Emase: I’ve never known it so cold

Peter Emase admitted he’d never experienced such cold weather after winning the 2013 Hastings Half Marathon yesterday (Sunday).

Peter Emase leads the Hastings Half Marathon heading onto The Ridge. Picture by Simon Newstead
Peter Emase leads the Hastings Half Marathon heading onto The Ridge. Picture by Simon Newstead

The 19-year-old is used to the much warmer climes of his native Kenya, but still managed to win the Hastings Lions Club-organised event by the narrow margin of seven seconds in temperatures barely above freezing point.

Having put on a few more layers shortly after the race, Emase said: “I’ve never seen this cold. Last year (during his time in England) it wasn’t cold like this and because of the weather it’s difficult for me. I must warm up for 30 minutes before the race.”

Emase, who wore a woolly hat, gloves and a t-shirt under his running vest, also explained that the 13.1-mile half marathon distance is further than he ideally likes to run. “This half marathon is so long for me,” he continued. “10K is more my distance - that’s 27, 28 minutes - and cross-country.”

The top four quickly broke clear at the head of affairs before Emase opened up an advantage of around 50 metres by the top of the long uphill Queensway stretch. That didn’t last long, though, because the top four were all back together again by the midway point at Scollays on The Ridge.

It soon became a two-horse race as Emase and Dean Lacy pulled clear in the eighth mile.
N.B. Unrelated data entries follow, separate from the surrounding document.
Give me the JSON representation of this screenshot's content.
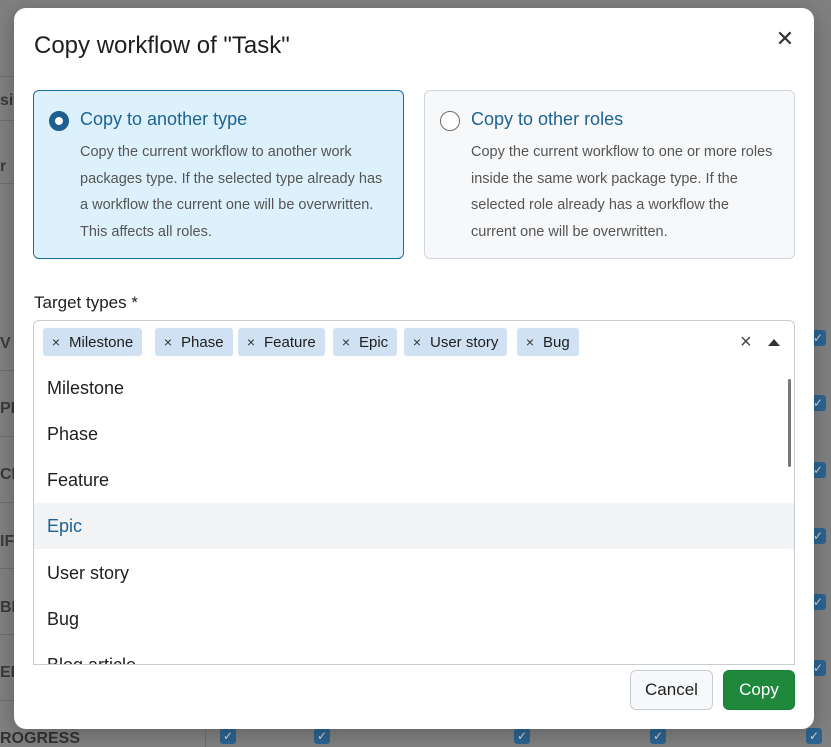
{
  "background": {
    "row_labels": [
      "sit",
      "r",
      "V",
      "PI",
      "CI",
      "IF",
      "BE",
      "EI"
    ],
    "bottom_label": "ROGRESS"
  },
  "modal": {
    "title": "Copy workflow of \"Task\"",
    "close_icon": "close-icon",
    "options": [
      {
        "title": "Copy to another type",
        "description": "Copy the current workflow to another work packages type. If the selected type already has a workflow the current one will be overwritten. This affects all roles.",
        "selected": true
      },
      {
        "title": "Copy to other roles",
        "description": "Copy the current workflow to one or more roles inside the same work package type. If the selected role already has a workflow the current one will be overwritten.",
        "selected": false
      }
    ],
    "target_label": "Target types *",
    "chips": [
      "Milestone",
      "Phase",
      "Feature",
      "Epic",
      "User story",
      "Bug"
    ],
    "dropdown_items": [
      "Milestone",
      "Phase",
      "Feature",
      "Epic",
      "User story",
      "Bug",
      "Blog article"
    ],
    "active_item": "Epic",
    "cancel_label": "Cancel",
    "copy_label": "Copy"
  },
  "colors": {
    "accent": "#1d6393",
    "selected_card_bg": "#ddf1fc",
    "chip_bg": "#cfe1f3",
    "copy_button": "#1f883d"
  }
}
They remained neck-and-neck over the downhill stretch into the old town and then along the seafront before Emase proved slightly stronger in the closing stages to become the 14th Kenyan winner in the last 16 years.

Emase, a first-time visitor to Hastings, went on: “This course has some hills and I’m good when I run in the hills (back in Kenya, where much of the landscape is fairly undulating), but the hills were tough.

“I felt confident (in the closing stages) because I see the finishing line and I sprinted up to the finishing line. I like it here because it’s one lap; it’s not two laps.”

Emase’s winning time of 1:06:58 was nearly three minutes slower than that he clocked in finishing third at the Bath Half Marathon on Sunday March 3. That day he crossed the line 35 seconds behind compatriot Matthew Kimutai, but the tables were turned in Hastings as Emase finished 39 seconds ahead of his fellow Kenyan.

From the team run-fast stable which has enjoyed considerable success in Hastings over recent years, Emase came second in the Reading Half Marathon on Sunday March 17 in 1:04:56. Incidentally, Cambridge-based Lacy came eighth in Reading in 1:06:55 and 12th in Bath.

Emase, winner of the Poole 10K and Plymouth Half Marathon last year, now plans to head back to Kenya before returning to the UK in May when no doubt he hopes the weather will be a good deal warmer.